En quoi la Covid-19 a-t-elle changé nos pratiques ?
Le Pr Béatrice Cochener s’est penchée sur la question de la Covid au sein de notre activité. Tout d’abord, 2 alertes pendant cette crise : l’accent sur la protection oculaire en soins intensifs, puis sur les cas de brûlure oculaire à la solution hydroalcoolique, en particulier en ­po­pulation pédiatrique. Concernant les consultations quotidiennes, outre le port constant du masque, il est à noter l’absence d’accompagnement – lorsque cela est possible afin de limiter les contacts –, la mise en place d’une barrière en Plexiglas sur nos lampes à fente, les protocoles de nettoyage après chaque passage, le lavage systématique des mains à la solution hydroalcoolique entre deux patients et après chaque contact, moins d’attente au sein des cabinets avec une meilleure gestion des plages de consultation. Le virus nous a également appris à mieux hiérarchiser nos consultations, notamment grâce à des questionnaires en ligne à une période où les plannings de consultation sont plus que jamais sous tension. Il nous a également fallu privilégier les chirurgies sous anesthésie locale et, pour certains, la question de la chirurgie de cataracte bilatérale s’est également posée. Enfin cette crise nous a permis à tous d’utiliser au mieux l’informatique comme outil pédagogique de choix sans contrainte de territoire (e-congrès, e-examens…). Le Pr Cochener a également posé la question de l’ouver­ture de notre pratique à l’aide du télétravail et de la télémédecine, par exemple via les smartphones (acuité visuelle, ­photos, questionnaires…) et de l’imagerie multimodale avec potentiel diagnostique informatisé – se pose également la question du secret médical et de l’accès aux données confidentielles. Un futur qui paraît de plus en plus proche à l’heure actuelle.

Implants suturés à la sclère
Le Pr Boris Malyugin a proposé une revue très intéressante des différentes techniques chirurgicales pour les IOL ­suturés à la sclère. Il a rappelé l’existence de techniques avec ou sans sutures, avec ou sans volet scléral, avec ou sans implant 3 pièces. La technique classique qu’il a décrite était commentée avec vidéo ­chirurgicale à l’appui (technique avec volets scléraux, passage ­transcléral des sutu­res à l’aide d’un guide à ­l’aiguille et attache aux haptiques de l’implant). Cependant, cette technique expose au risque de tilt d’implant. De nombreuses autres méthodes chirurgicales ont été décrites, telles que celle des sutures en zigzag (sutures sclérales parallèles au limbe après 4 ou 5 passages scléraux), ou encore d’attache des haptiques d’un implant 3 pièces par le biais d’un tunnel scléral plus ou moins protégé par un volet scléral.
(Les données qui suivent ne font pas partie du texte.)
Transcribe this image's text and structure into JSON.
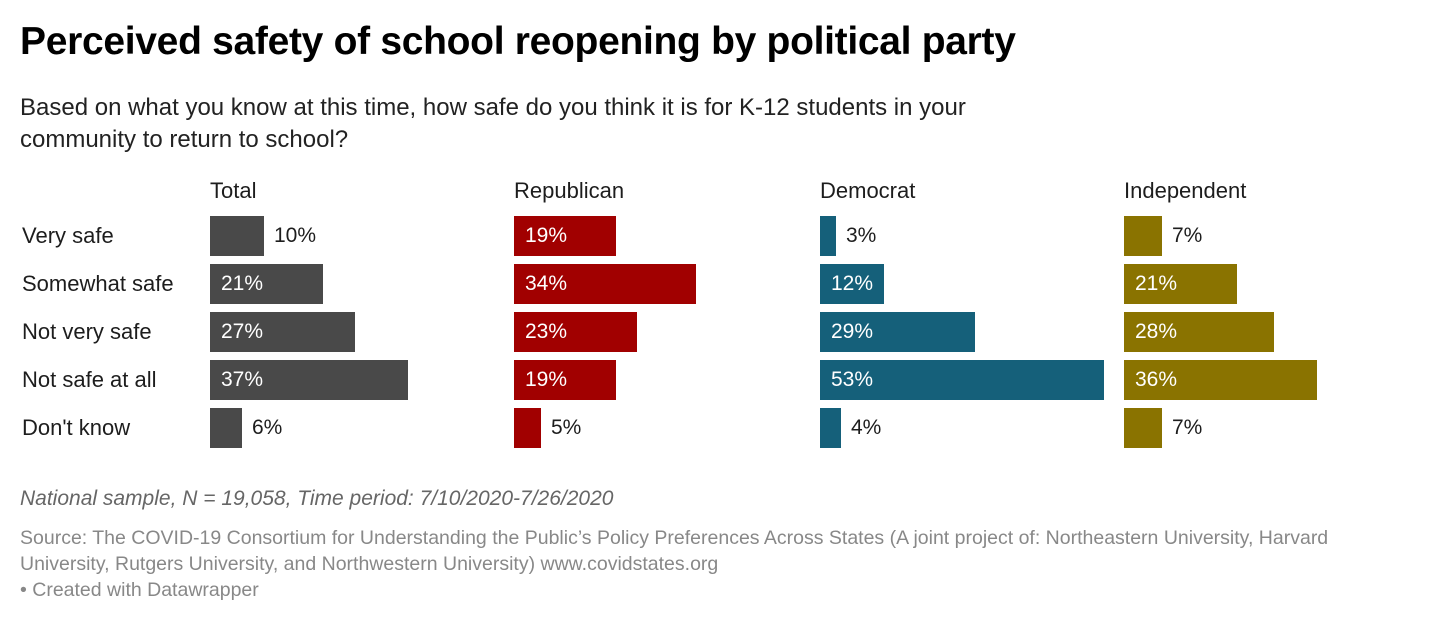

Un nouveau procédé prometteur consiste également à récupérer les haptiques d’un implant 3 pièces via 2 aiguilles 30 G transsclérales à 180°, puis à cautériser le bout de chaque ­haptique afin de créer un système antiretour (« Flanged » IOL technique, sans suture). Cependant, il est à noter le risque de dégradation des fils Prolène au cours du temps pour les techniques avec suture, exposant au risque de ­luxation de l’implant, ­d’expo­sition des sutures, d’hypotonie et ­d’endoph­­talmie, inhérent à ce type ­d’intervention chirurgicale.